Istanbul, the country's biggest city, is key for Erdogan because there it was where his political career started by being the mayor of Istanbul between 1994 -1998. Losing Istanbul for the ruling party, which has been in power since 2001, would have a significant impact on the AKP's standing in the country's political sphere. 

The party had already lost control of the two other biggest cities: the capital Ankara, and Izmir to the secular CHP. Izmir has always supported CHP and this year Ankara and Istanbul appeared to follow suit gaining more votes than their rival AKP candidates.

The opposition parties accuse Erdogan of becoming authoritarian and blame the countries waning economy, increasing inflation and unemployment rate on the president which he had denied.

For Erdogan, the country’s problems are due to an increasingly hostile United States which disproves of Turkey’s shift towards the east.

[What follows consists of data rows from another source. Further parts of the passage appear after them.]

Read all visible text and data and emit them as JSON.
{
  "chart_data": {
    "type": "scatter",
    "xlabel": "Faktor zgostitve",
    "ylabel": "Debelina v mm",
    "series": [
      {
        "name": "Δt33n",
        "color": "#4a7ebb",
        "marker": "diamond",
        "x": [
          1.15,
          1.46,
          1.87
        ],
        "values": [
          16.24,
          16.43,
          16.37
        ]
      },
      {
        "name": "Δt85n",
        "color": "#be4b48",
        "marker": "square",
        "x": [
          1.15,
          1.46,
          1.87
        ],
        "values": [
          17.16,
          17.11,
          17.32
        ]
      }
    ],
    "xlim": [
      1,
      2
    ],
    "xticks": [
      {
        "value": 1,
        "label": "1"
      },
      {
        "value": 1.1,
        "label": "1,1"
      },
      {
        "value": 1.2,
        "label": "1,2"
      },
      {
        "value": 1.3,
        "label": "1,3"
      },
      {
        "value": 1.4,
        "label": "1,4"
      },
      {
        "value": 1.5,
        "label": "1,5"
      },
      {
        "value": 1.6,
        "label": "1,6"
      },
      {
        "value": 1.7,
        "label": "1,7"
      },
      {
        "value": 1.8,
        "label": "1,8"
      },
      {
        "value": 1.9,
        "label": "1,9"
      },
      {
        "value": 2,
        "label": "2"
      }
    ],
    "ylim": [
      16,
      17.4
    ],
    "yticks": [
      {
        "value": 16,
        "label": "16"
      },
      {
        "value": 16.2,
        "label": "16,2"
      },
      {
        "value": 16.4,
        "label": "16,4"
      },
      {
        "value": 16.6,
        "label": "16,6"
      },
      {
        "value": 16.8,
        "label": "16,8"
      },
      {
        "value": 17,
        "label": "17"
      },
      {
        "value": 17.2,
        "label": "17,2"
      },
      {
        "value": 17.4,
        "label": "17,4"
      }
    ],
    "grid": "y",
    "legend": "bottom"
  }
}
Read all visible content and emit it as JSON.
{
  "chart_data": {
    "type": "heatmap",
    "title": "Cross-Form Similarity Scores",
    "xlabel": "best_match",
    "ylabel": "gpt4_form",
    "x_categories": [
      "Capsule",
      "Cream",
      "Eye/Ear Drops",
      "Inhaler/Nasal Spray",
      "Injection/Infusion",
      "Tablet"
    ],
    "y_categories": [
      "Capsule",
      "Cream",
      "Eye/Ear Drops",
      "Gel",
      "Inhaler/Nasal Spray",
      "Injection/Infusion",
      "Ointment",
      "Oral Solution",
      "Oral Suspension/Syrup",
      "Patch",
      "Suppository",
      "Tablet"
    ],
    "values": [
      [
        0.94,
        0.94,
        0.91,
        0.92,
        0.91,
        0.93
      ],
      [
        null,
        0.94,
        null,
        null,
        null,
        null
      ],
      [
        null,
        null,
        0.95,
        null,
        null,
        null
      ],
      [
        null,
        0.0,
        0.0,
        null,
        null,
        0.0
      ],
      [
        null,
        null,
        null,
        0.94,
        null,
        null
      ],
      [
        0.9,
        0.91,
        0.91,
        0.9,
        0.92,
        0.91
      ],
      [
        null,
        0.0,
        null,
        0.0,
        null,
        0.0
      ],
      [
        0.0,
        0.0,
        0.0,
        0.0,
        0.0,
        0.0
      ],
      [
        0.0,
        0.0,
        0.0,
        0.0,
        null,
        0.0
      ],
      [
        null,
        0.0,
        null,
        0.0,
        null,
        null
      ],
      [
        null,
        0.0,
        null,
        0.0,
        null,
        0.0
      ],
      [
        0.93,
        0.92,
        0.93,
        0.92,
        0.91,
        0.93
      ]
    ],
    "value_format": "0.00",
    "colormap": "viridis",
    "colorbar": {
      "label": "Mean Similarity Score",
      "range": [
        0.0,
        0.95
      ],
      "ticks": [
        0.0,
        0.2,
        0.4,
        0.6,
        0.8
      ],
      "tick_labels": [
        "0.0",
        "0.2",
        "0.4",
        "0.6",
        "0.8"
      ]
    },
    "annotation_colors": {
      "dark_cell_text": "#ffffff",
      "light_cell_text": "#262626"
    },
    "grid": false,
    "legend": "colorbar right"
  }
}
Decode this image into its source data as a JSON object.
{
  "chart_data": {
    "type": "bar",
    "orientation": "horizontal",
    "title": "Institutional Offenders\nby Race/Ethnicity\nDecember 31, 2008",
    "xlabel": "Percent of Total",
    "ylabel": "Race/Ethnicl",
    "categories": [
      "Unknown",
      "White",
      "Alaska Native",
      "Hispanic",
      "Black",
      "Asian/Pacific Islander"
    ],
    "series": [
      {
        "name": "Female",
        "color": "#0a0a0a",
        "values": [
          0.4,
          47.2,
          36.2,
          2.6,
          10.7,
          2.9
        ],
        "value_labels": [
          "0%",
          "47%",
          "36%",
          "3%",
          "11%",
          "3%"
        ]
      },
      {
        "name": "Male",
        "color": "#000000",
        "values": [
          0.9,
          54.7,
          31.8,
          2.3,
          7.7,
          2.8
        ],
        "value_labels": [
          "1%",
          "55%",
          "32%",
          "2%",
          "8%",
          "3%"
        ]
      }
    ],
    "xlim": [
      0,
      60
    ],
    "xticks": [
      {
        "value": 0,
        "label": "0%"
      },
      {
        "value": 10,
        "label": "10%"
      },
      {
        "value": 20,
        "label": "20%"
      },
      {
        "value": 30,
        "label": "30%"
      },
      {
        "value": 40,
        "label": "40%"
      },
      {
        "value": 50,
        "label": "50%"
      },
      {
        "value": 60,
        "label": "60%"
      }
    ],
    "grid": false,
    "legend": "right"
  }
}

Turkey has traditionally been a U.S. ally as part of the NATO and former governments have always maintained a closer relationship to the United States and Europe while being disconnected from its neighbors to the east. However, over Erdogan's two decades in power the country started to increase its presence in the Middle East and the east while also implementing policies at home for the more religious and poorer sector of society who had been traditionally ignored by the country's political elite.

More recently Erdogan's government has been drawing closer with Russia much to the annoyance of the North American country.

Tensions between Turkey and the United States are running high over Ankara's decision to buy the S-400 missile defenses from Russia, which are apparently not compatible with NATO systems according to Washington.

Both countries also differ on the U.S. role in Syria. Erdogan’s Turkey has been a vocal critic of U.S. sanctions on Iran and interventions in Venezuela.

Amid foreign (U.S.) hostility and waning support domestically due to ailing economy, the June 23 re-run of mayoral elections in Istanbul will have a decisive effect for a future political scenario in the country.